Between the lines: The increased short-term rental interest correlated with a spike in people moving here. The demand has driven up prices for everyone, especially in popular tourist destinations like Scottsdale, Sedona and central Phoenix.

The intrigue: Arizona Neighborhood Alliance president Susan Edwards told us it's frustrating to hear the Legislature talk about the need for more housing but ignore the role short-term rentals play in the shortage.

  • She said she's particularly bothered to see her neighbors disappear and their homes converted into quasi-hotels.
  • "There are bachelorette parties where people used to live," Edwards said.
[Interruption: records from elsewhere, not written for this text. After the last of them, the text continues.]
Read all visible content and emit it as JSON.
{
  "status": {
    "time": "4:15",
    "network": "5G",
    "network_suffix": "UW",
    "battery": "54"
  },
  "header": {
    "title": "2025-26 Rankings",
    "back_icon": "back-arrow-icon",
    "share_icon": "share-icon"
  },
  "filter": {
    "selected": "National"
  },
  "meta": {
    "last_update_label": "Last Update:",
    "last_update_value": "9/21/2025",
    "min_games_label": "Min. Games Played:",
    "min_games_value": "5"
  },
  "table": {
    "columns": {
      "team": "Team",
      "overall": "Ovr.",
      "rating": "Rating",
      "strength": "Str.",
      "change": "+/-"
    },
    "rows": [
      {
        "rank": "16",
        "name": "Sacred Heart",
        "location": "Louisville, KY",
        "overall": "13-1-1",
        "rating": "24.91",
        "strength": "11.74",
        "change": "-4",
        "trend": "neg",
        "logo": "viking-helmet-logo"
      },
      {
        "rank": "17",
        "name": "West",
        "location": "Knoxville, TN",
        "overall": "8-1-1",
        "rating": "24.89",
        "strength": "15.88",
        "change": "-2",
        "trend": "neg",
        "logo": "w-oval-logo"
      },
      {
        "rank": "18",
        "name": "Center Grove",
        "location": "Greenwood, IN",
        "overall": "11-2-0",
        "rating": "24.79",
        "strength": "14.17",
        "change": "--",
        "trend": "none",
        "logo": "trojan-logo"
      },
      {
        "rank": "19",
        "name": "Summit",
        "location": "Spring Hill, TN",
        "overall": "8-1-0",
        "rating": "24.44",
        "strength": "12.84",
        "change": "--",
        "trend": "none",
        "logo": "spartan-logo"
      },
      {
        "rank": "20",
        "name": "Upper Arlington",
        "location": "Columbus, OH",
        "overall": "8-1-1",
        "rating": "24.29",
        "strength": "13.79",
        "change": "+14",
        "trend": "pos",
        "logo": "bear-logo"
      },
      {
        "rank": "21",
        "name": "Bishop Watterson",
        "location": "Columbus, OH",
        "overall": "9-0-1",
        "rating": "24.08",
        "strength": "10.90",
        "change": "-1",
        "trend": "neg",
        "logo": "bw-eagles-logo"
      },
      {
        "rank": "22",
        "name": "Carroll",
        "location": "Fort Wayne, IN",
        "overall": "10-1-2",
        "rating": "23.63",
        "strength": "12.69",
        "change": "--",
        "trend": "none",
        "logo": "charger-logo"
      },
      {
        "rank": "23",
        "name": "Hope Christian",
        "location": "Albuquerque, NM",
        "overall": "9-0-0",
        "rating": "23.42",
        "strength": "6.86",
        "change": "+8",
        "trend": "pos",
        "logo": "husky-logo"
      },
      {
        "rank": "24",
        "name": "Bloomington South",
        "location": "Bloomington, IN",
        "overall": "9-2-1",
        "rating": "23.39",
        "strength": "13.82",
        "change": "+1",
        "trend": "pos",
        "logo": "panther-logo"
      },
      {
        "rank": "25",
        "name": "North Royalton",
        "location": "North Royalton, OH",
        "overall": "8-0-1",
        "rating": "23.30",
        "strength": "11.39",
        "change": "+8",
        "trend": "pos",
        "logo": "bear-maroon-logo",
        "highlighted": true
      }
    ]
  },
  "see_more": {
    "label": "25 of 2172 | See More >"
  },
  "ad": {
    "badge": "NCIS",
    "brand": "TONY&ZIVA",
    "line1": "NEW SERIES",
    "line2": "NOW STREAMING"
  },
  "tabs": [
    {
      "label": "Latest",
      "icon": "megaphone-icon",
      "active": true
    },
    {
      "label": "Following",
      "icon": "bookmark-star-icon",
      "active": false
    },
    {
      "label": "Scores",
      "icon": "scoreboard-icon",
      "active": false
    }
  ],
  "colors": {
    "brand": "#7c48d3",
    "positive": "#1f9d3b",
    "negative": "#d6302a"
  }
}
The other side: Short-term rentals serve as a lucrative income stream for many local property owners, and bring tourists to the state.

What they're saying: Arizonans for Responsible Tourism board president Jonathan Wicks told us he believes banning short-term rentals would not have a major impact on local housing costs (he pointed to New York City's effective ban on vacation rentals, which has yet to produce desired results), but would devastate a tourism industry that employs thousands of locals.

  • "For Arizona to sit out or remove themselves from that major economic driver would be absolutely catastrophic to our local economy," Wicks said.

What's next: The House is expected to vote on both housing bills Wednesday.

  • Cities believe the casita bill will override ordinances like those in Phoenix and Chandler, which already allow casitas but with the caveat that they not be used for short-term rentals.
  • Tempe Mayor Corey Woods told Axios Phoenix the Legislature doesn't need to outright ban short-term rentals in casitas but should give each individual city power to decide if they want to outlaw them.